Most persuasively, it says that even at this late hour there are football men around who are still equipped to impose some of international football's best values. These certainly were represented by Russia's thrilling victory over Sweden this week. It was a performance that was not only uplifted by the speed and wonderful touch of Andrei Arshavin but also the collective force of players willing to run and sacrifice themselves for the good of the team.

All this would seem irredeemably bleak for the future of the England team if the FA, having opted not for a man of Hiddink's quality but Eriksson's chief lieutenant McClaren, had not atoned with the signing of Fabio Capello at a cost of £6m a year.

This, you may say on the evidence of the early going, is not guaranteed to return England to the family of serious football nations, but if we praise Hiddink for his work among some of the smaller, but more willing football countries, we must give Il Capo a little time to wrestle down some of the foibles of one of the biggest and, arguably, the most under-achieving.

In South Korea and Australia and Russia Guus Hiddink found players ready to be set aflame by the call of ambition and the chance to perform on football's greatest stages.

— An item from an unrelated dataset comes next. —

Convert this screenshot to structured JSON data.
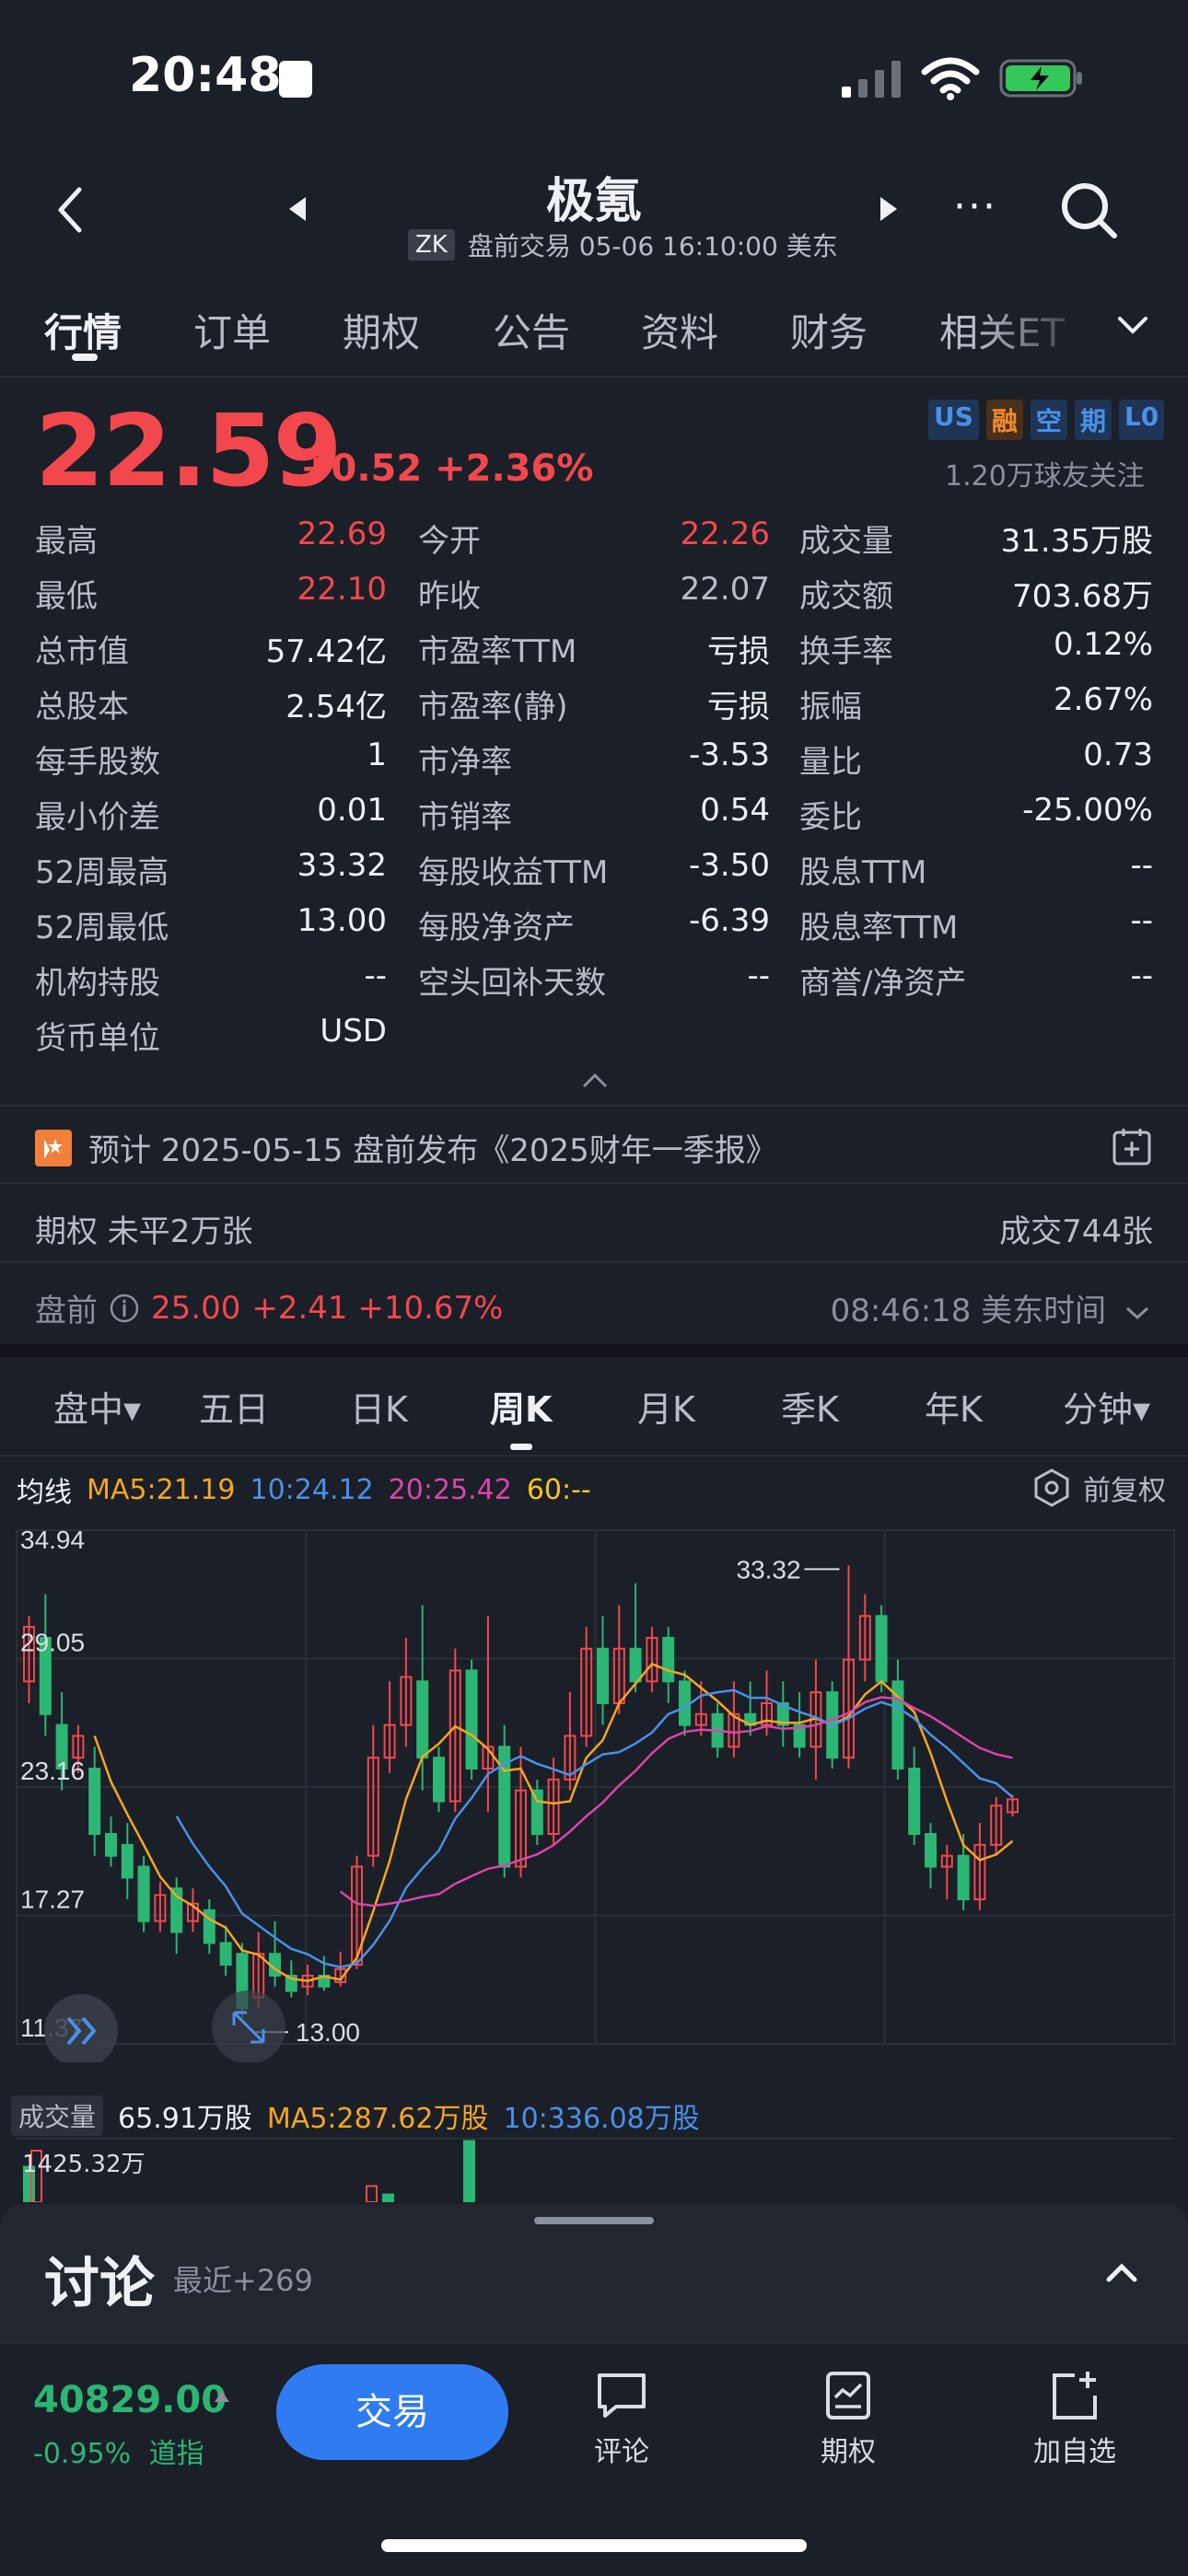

Capello, to his not entirely private astonishment, encountered those who required a brief seminar in the very basics of operating as a team of professionalism and even good manners.

He cannot be expected to work an instant transformation, no more than Hiddink when he took up a Russian team which, even when it was denying England a place in the most engaging football tournament in many living memories, revealed some shocking weakness. But then, with the help of a little patience from those who have long despaired of ever again seeing a vibrant England, Capello can surely win back a little of the self-respect and pride which has been scarcely less than rampant in Austria and Switzerland these last few weeks.

A serial winner, Capello once stunned football with the brilliance of his Milan team's victory over Johan Cruyff's Barcelona in the 1994 European Cup. Perhaps he will produce a similar feat for England one day. On the way he could do worse than run some film of the night Russia showed what can be done when you truly listen to a coach who just happens to know what he is saying.

There was one world-class performance in the first quarter-final, but it wasn't from Ronaldo

In all the character studies provided by Euro 2008, along with football that has engaged both the heart and the mind, surely no two have contrasted more sharply than those of Cristiano Ronaldo and Michael Ballack.

This was supposed to be a perfect stage for the claims that have been made for Ronaldo – and by him.

We were supposed to see a master player coming of age but really, if you put aside some of that sorcery which will always be among his array of gifts, to what did he really amount?

Not a player who could begin to affect the course of events in the way of a Maradona or a Pele, a Cruyff or a Charlton.

More than anything, he has been a young and rather graceless man of the moment not the ages, and if he gets his move to Real Madrid, his Championship will be remembered not for enduring performance on the field but relentless self-advancement off it.

Ballack (left), a man not ever likely to underestimate his value to any employer, has nevertheless created the potential for a superior legacy.

He has shown that he understands better than almost all his contemporaries that there are times when great players are required to answer some more biting questions. The greatest of these concerns your ability to inspire team-mates and lift them on to another level. With increasing authority, Ballack is doing this for Germany as he did for Chelsea in a season which was almost rescued from disarray.

The German captain continues to look like a man of destiny. Ronaldo (left)? What else but a talented, acquisitive boy?